Match every student with a partner. If you have an odd number, that person will be by themselves. I'll address that in a below.
Assign one person in each pair to team A and one to team B. I usually give them a way to self-assign. For example, I'll tell them that the person whose birthday is first in the year is on team A. Or the person with the darkest eyes. Or the person who ate at Taco Bell most recently. Or whatever dumb thing comes to mind. If someone doesn't have a partner, they will be on both teams so that each team has the same number of students. This means they automatically are on the winning team. Oh well.
So, you may have noticed by now that partners aren't on the same team...by design. At this point, I usually have team A raise their hands so that I can make sure the teams really are even. I encourage them to write their team name on their paper so they don't forget.
Time to play. Post a question on the screen. Have students answer on their own paper.

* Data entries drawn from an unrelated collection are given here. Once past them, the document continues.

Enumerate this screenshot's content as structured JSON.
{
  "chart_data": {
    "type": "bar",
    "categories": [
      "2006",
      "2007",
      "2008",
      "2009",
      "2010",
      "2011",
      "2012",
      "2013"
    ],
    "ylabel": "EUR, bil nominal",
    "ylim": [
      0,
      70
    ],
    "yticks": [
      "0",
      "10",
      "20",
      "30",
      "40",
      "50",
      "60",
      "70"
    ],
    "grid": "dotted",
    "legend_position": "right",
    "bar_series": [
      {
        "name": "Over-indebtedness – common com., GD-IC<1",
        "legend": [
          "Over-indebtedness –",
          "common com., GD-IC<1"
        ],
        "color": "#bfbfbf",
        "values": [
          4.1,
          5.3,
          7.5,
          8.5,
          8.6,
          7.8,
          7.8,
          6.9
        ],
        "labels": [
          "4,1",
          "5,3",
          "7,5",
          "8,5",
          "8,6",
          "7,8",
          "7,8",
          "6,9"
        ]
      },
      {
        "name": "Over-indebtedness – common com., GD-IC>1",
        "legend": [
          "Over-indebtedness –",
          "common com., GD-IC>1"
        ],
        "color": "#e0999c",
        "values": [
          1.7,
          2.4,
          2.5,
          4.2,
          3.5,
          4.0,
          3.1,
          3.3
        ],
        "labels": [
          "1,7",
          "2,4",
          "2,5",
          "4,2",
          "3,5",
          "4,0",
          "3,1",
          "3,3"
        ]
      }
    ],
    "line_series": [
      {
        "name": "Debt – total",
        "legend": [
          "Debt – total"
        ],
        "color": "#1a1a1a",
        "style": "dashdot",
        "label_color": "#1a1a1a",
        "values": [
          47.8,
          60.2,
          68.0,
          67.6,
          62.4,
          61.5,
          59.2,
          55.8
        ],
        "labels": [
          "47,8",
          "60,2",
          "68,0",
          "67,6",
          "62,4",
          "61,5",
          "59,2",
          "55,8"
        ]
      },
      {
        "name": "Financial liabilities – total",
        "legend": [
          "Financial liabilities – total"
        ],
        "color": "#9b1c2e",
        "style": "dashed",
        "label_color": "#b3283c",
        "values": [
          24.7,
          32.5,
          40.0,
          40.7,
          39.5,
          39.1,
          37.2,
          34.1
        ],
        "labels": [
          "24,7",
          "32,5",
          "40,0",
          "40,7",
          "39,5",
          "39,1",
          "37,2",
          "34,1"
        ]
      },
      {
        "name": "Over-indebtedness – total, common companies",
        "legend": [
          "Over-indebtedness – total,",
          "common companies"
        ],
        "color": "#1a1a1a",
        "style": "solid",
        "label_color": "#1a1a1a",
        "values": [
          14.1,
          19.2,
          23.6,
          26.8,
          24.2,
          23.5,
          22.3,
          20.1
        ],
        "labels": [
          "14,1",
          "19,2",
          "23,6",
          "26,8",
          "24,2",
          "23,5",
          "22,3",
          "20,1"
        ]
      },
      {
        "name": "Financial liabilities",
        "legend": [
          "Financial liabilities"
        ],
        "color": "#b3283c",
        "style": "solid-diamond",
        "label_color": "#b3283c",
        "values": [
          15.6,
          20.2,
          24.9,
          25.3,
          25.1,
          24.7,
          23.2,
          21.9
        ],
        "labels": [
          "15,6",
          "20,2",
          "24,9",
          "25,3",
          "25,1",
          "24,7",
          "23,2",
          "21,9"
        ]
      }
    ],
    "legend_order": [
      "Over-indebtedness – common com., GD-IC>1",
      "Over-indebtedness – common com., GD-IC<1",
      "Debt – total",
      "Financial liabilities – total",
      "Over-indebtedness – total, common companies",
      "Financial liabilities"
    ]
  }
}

Usually there is no talking. Unless you want to make it easier. You can have a time limit if you want to increase difficulty or competition. I remind them that it does them no good to communicate with their partner since they are on opposite teams.
Once you deem the question over, announce "swap!" They swap with their partner (whose on the opposing team) and now announce/display the answer. The partner's only job is to check the answer and keep each other accountable since their on opposing teams.
Once everything is checked, have people on team A with the right answers to raise their hands. Count. Have people on team B with right answers raise their hands. Count. Partners make sure no one lies about having the right answer. ;)
You can do this for as many rounds as you like. The team with the most points at the end of the game wins. (Bonus points. Team points. Candy. Your choice.)
The students get really into it. Others have asked if it singles out the ones who get it wrong, but not so much. Sometimes they notice, but it has never been an issue. I definitely notice the ones who miss questions over and over, so I know who needs some extra coaching.
For multi-step questions, you can break up the questions into smaller chunks so that one question doesn't take 5 minutes. For example, if practicing systems of equations, you can ask for one variable first and one question. Then ask for the second variable. This also provides excellent scaffolding for the students and a great way for me to figure out where the hang-ups are.
Week 2 of this blogging initiative, and I've still yet to remember to take pictures. Any tips out there???